Today’s shifts in alcohol consumption mirror broader changes in spending, health priorities, and price sensitivity. As drinkers opt for lower-alcohol options and mindful consumption, how should readers interpret these moves for the wider economy? Below are common questions readers ask about this topic, with clear, concise answers grounded in the latest data and reporting.
Yes. The decline in servings and consumption across 21 countries, driven by higher costs and health awareness, signals broader budget tightening. If people cut back on alcohol due to price pressure or time constraints, they’re likely adjusting more broadly—saving more, shifting to lower-cost or non-alcoholic options, and prioritizing essential goods.
Health concerns are shaping choices alongside budgets. Consumers are prioritizing moderation, lower-alcohol products, and responsible consumption, which often pairs with tighter wallets. This means brands offering affordable, lower-alcohol options may capture spend that previously went to full-strength drinks, snacks, or luxury experiences.
Sectors like food, entertainment, and hospitality are also feeling price pressures. People are trading up fewer premium drinks in favor of value options, cutting discretionary spending, and seeking experiences with better price-to-value ratios. Look for promotions, smaller package formats, and more budget-friendly menu choices.
Watch for continued growth in low- and no-alcohol formats, pricing strategies that keep basic staples affordable, and market adaptations like cost-cutting measures in production. Tariffs, climate impacts, and evolving social rituals could keep pushing consumers toward moderation, new brands, or streaming/at-home alternatives.

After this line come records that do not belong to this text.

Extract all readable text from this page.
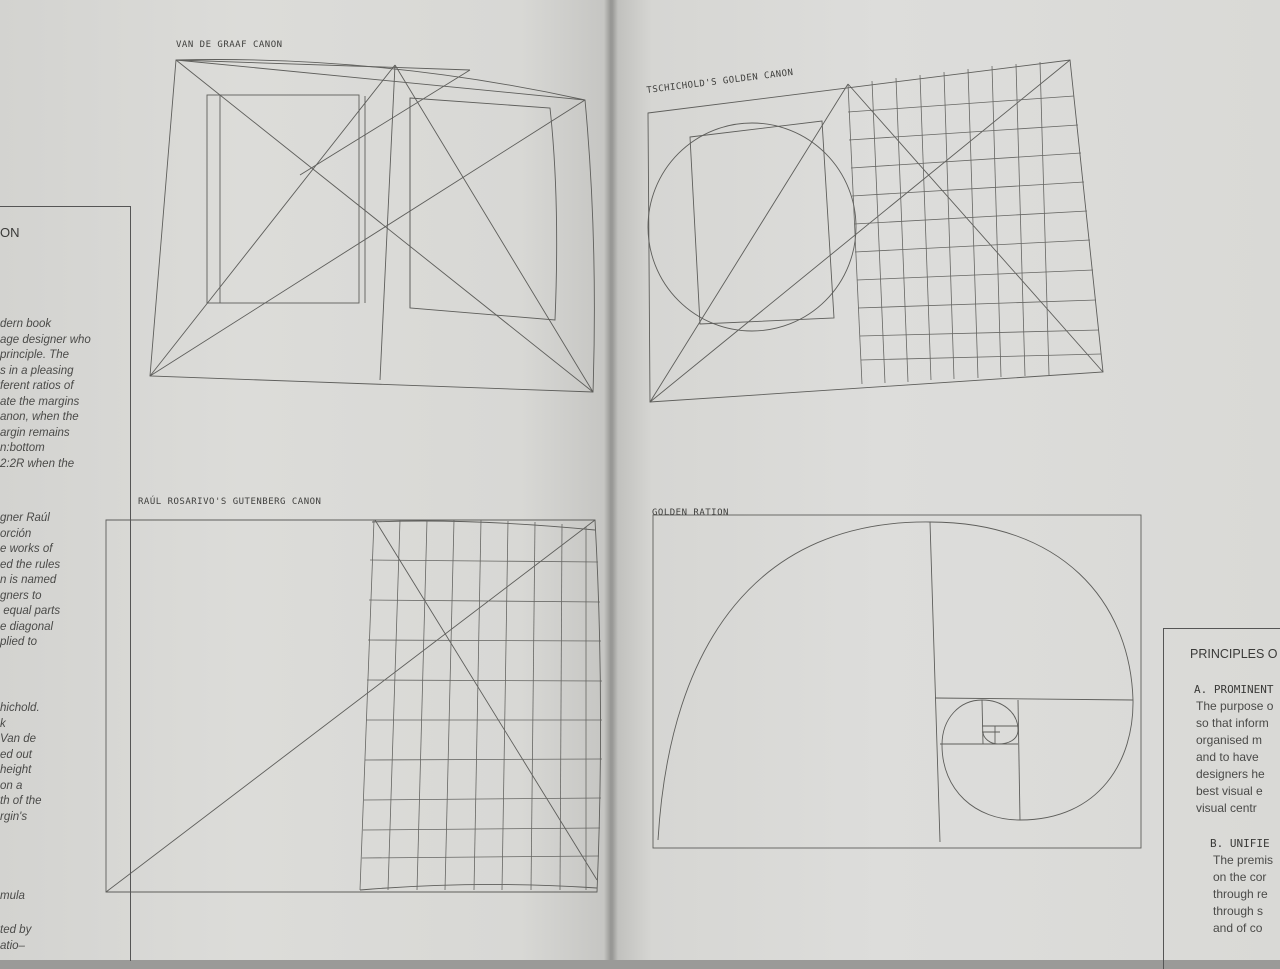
VAN DE GRAAF CANON
TSCHICHOLD'S GOLDEN CANON
RAÚL ROSARIVO'S GUTENBERG CANON
GOLDEN RATION
ON
dern book
age designer who
principle. The
s in a pleasing
ferent ratios of
ate the margins
anon, when the
argin remains
n:bottom
2:2R when the
gner Raúl
orción
e works of
ed the rules
n is named
gners to
equal parts
e diagonal
plied to
hichold.
k
Van de
ed out
height
on a
th of the
rgin's
mula
ted by
atio–
PRINCIPLES O
A. PROMINENT
The purpose o
so that inform
organised m
and to have
designers he
best visual e
visual centr
B. UNIFIE
The premis
on the cor
through re
through s
and of co
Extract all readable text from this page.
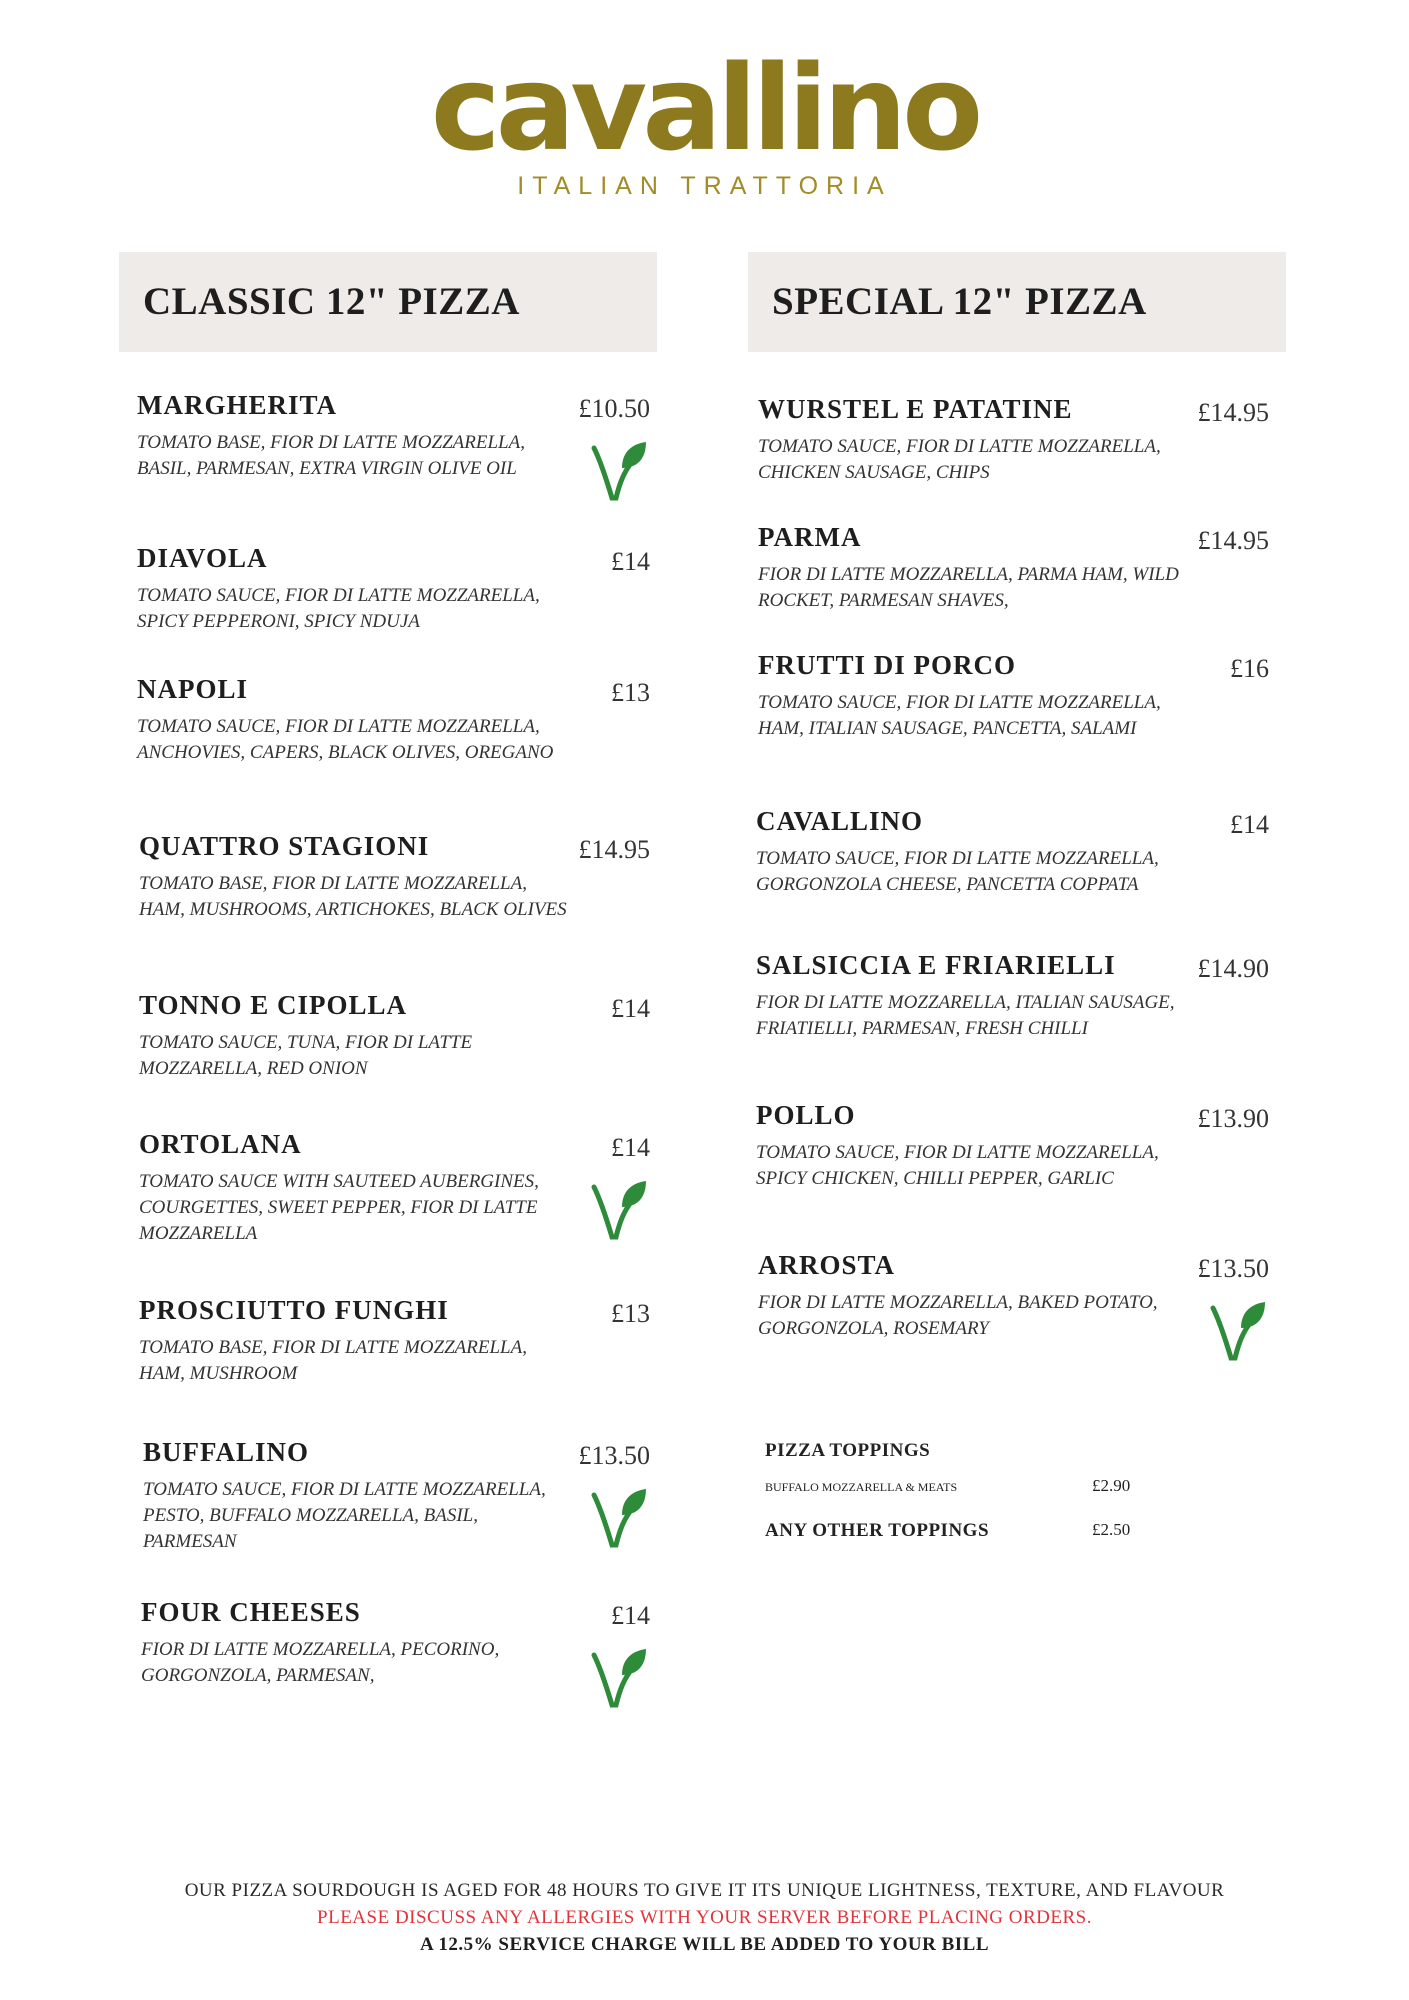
cavallino
ITALIAN TRATTORIA
CLASSIC 12" PIZZA	SPECIAL 12" PIZZA
MARGHERITA
TOMATO BASE, FIOR DI LATTE MOZZARELLA, BASIL, PARMESAN, EXTRA VIRGIN OLIVE OIL
£10.50
DIAVOLA
TOMATO SAUCE, FIOR DI LATTE MOZZARELLA, SPICY PEPPERONI, SPICY NDUJA
£14
NAPOLI
TOMATO SAUCE, FIOR DI LATTE MOZZARELLA, ANCHOVIES, CAPERS, BLACK OLIVES, OREGANO
£13
QUATTRO STAGIONI
TOMATO BASE, FIOR DI LATTE MOZZARELLA, HAM, MUSHROOMS, ARTICHOKES, BLACK OLIVES
£14.95
TONNO E CIPOLLA
TOMATO SAUCE, TUNA, FIOR DI LATTE MOZZARELLA, RED ONION
£14
ORTOLANA
TOMATO SAUCE WITH SAUTEED AUBERGINES, COURGETTES, SWEET PEPPER, FIOR DI LATTE MOZZARELLA
£14
PROSCIUTTO FUNGHI
TOMATO BASE, FIOR DI LATTE MOZZARELLA, HAM, MUSHROOM
£13
BUFFALINO
TOMATO SAUCE, FIOR DI LATTE MOZZARELLA, PESTO, BUFFALO MOZZARELLA, BASIL, PARMESAN
£13.50
FOUR CHEESES
FIOR DI LATTE MOZZARELLA, PECORINO, GORGONZOLA, PARMESAN,
£14
WURSTEL E PATATINE
TOMATO SAUCE, FIOR DI LATTE MOZZARELLA, CHICKEN SAUSAGE, CHIPS
£14.95
PARMA
FIOR DI LATTE MOZZARELLA, PARMA HAM, WILD ROCKET, PARMESAN SHAVES,
£14.95
FRUTTI DI PORCO
TOMATO SAUCE, FIOR DI LATTE MOZZARELLA, HAM, ITALIAN SAUSAGE, PANCETTA, SALAMI
£16
CAVALLINO
TOMATO SAUCE, FIOR DI LATTE MOZZARELLA, GORGONZOLA CHEESE, PANCETTA COPPATA
£14
SALSICCIA E FRIARIELLI
FIOR DI LATTE MOZZARELLA, ITALIAN SAUSAGE, FRIATIELLI, PARMESAN, FRESH CHILLI
£14.90
POLLO
TOMATO SAUCE, FIOR DI LATTE MOZZARELLA, SPICY CHICKEN, CHILLI PEPPER, GARLIC
£13.90
ARROSTA
FIOR DI LATTE MOZZARELLA, BAKED POTATO, GORGONZOLA, ROSEMARY
£13.50
PIZZA TOPPINGS
BUFFALO MOZZARELLA & MEATS	£2.90
ANY OTHER TOPPINGS	£2.50
OUR PIZZA SOURDOUGH IS AGED FOR 48 HOURS TO GIVE IT ITS UNIQUE LIGHTNESS, TEXTURE, AND FLAVOUR
PLEASE DISCUSS ANY ALLERGIES WITH YOUR SERVER BEFORE PLACING ORDERS.
A 12.5% SERVICE CHARGE WILL BE ADDED TO YOUR BILL
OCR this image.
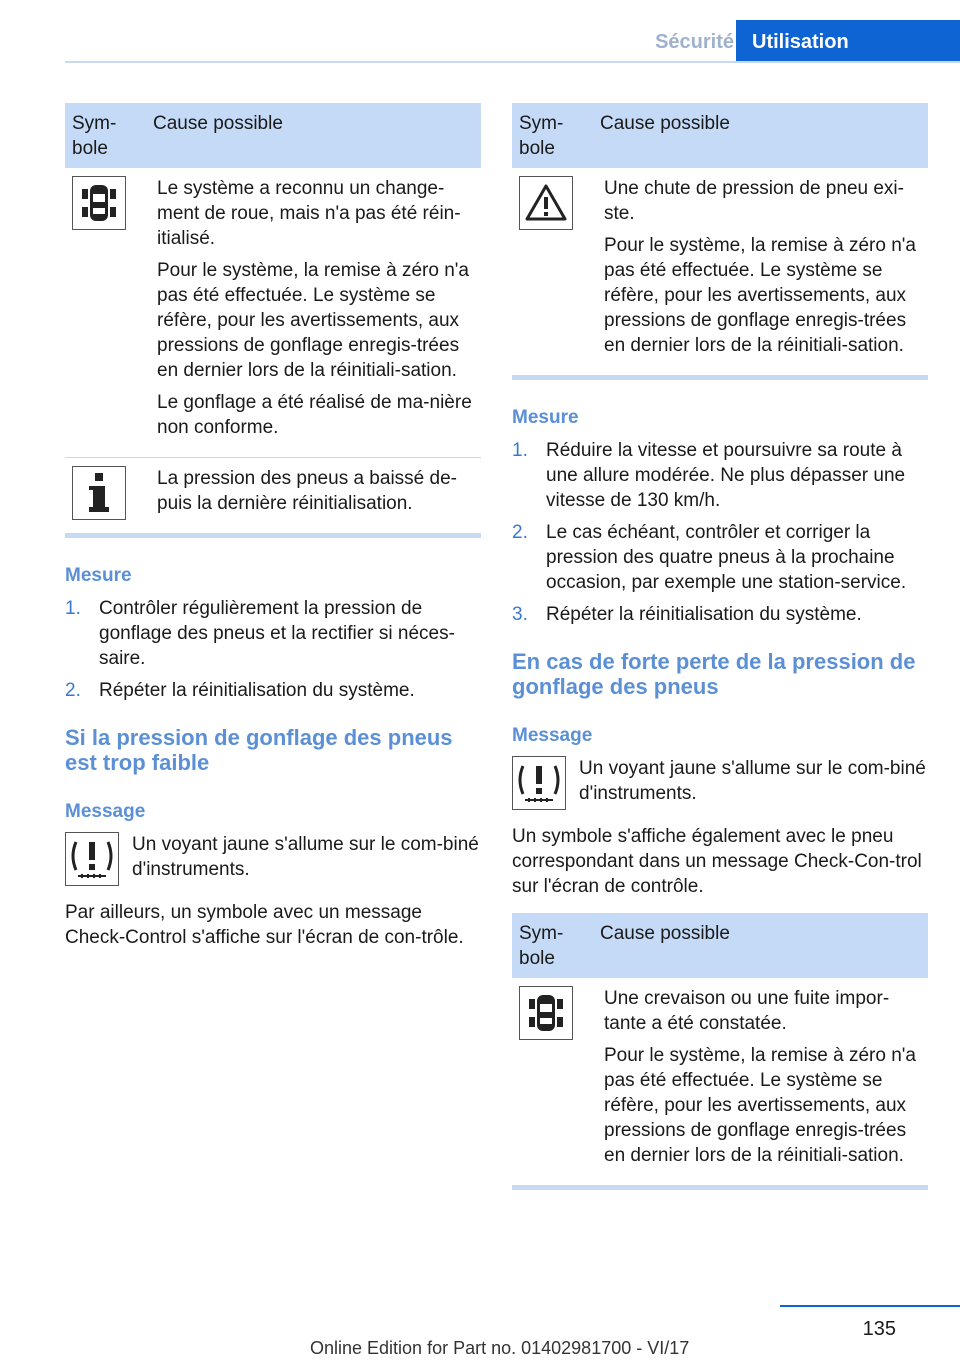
Sécurité Utilisation
Sym-
bole
Cause possible

Le système a reconnu un change-ment de roue, mais n'a pas été réin-itialisé.

Pour le système, la remise à zéro n'a pas été effectuée. Le système se réfère, pour les avertissements, aux pressions de gonflage enregis-trées en dernier lors de la réinitiali-sation.

Le gonflage a été réalisé de ma-nière non conforme.

La pression des pneus a baissé de-puis la dernière réinitialisation.

Mesure

1. Contrôler régulièrement la pression de gonflage des pneus et la rectifier si néces-saire.
2. Répéter la réinitialisation du système.

Si la pression de gonflage des pneus est trop faible

Message

Un voyant jaune s'allume sur le com-biné d'instruments.

Par ailleurs, un symbole avec un message Check-Control s'affiche sur l'écran de con-trôle.

Sym-
bole
Cause possible

Une chute de pression de pneu exi-ste.

Pour le système, la remise à zéro n'a pas été effectuée. Le système se réfère, pour les avertissements, aux pressions de gonflage enregis-trées en dernier lors de la réinitiali-sation.

Mesure

1. Réduire la vitesse et poursuivre sa route à une allure modérée. Ne plus dépasser une vitesse de 130 km/h.
2. Le cas échéant, contrôler et corriger la pression des quatre pneus à la prochaine occasion, par exemple une station-service.
3. Répéter la réinitialisation du système.

En cas de forte perte de la pression de gonflage des pneus

Message

Un voyant jaune s'allume sur le com-biné d'instruments.

Un symbole s'affiche également avec le pneu correspondant dans un message Check-Con-trol sur l'écran de contrôle.

Sym-
bole
Cause possible

Une crevaison ou une fuite impor-tante a été constatée.

Pour le système, la remise à zéro n'a pas été effectuée. Le système se réfère, pour les avertissements, aux pressions de gonflage enregis-trées en dernier lors de la réinitiali-sation.

135
Online Edition for Part no. 01402981700 - VI/17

While data spans 21 countries covering a large portion of the market, the strongest shifts tend to appear where prices rise fastest and where health campaigns are prominent. Economic pressure and societal attitudes toward drinking converge to influence region-specific trends, with some markets embracing non-alcohol formats more quickly than others.
Yes. As costs rise, consumers gravitate toward lower-cost options, lower-alcohol formats, and formats with perceived value. This can accelerate demand for beer and wine alternatives, ready-to-drink options, and non-alcoholic beverages as substitutes in social settings.